We also have villages that see significant water transfers. There is a great policy of industrial development, supported by the Islamic Republic for a very long time. And we find ourselves, especially in the regions of Khuzestan, with large water transfers, among others to the central plateau, for example to support the development of steel activities, but also with large dams built to redistribute water to big cities like Isfahan.

These transfers increasingly impact local ecosystems, because hundreds of millions of cubic meters are transferred per year, in a situation where the population and the agricultural sector are in a zone of tension.

And there have been claims for several years for these gigantic water transfers to stop.

Legal actions are taken, but most often without effect.

There is therefore an explosion of protest today, in a period of greater drought than in previous years.

How does the government respond to the protests of these last days?

The regime's response today is

mainly based on repression

. We also find ourselves in a situation that we have already known, especially during the Rohani administration. The government claims to hear the voices of protest, but also claims to oppose elements considered disruptive, and that must be continued. In fact, the answer is classic, it is also that of a power which does not understand the way in which it is necessary to manage its environment. We should therefore not expect major changes in the management of resources in Iran, always based on an extractivist and productivist vision, which makes the environment available to the economy.

Could this “water growl” reach other parts of the country - it has, it seems, already spread to the neighboring province of Lorestan?

Could this ultimately pose a political problem for the Iranian government

?

It is still a great fear of the regime to see demonstrations spread to other regions, and unite with different demands.

Now, the environmental crisis is deep in Iran, it tends to increase over the years, because bad governance is present, and also because climate change is multiplying threats.
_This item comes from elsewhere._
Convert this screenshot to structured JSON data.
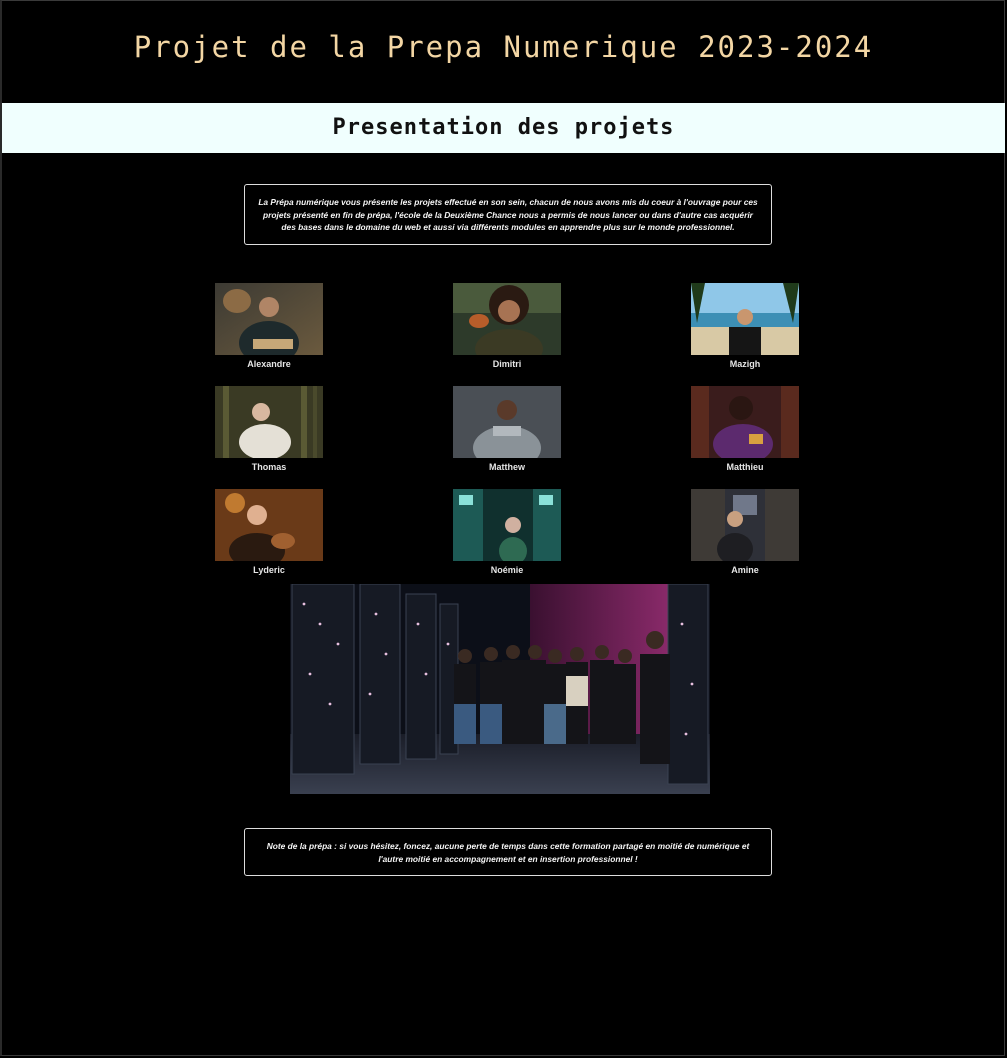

It should also be noted that in other provinces, especially along the Afghan border, there are very significant environmental tensions, as in other regions (especially in the north of the country), linked to the issue of water, but also that of dust storms, the depletion of resources around wetlands, lakes, deforestation ... In fact today, the environmental problem is becoming more and more a fundamental problem in Iran: the environment has often been discredited, and today it is showing that it is not only linked to natural resources, but that it also has social, economic and even perhaps political consequences.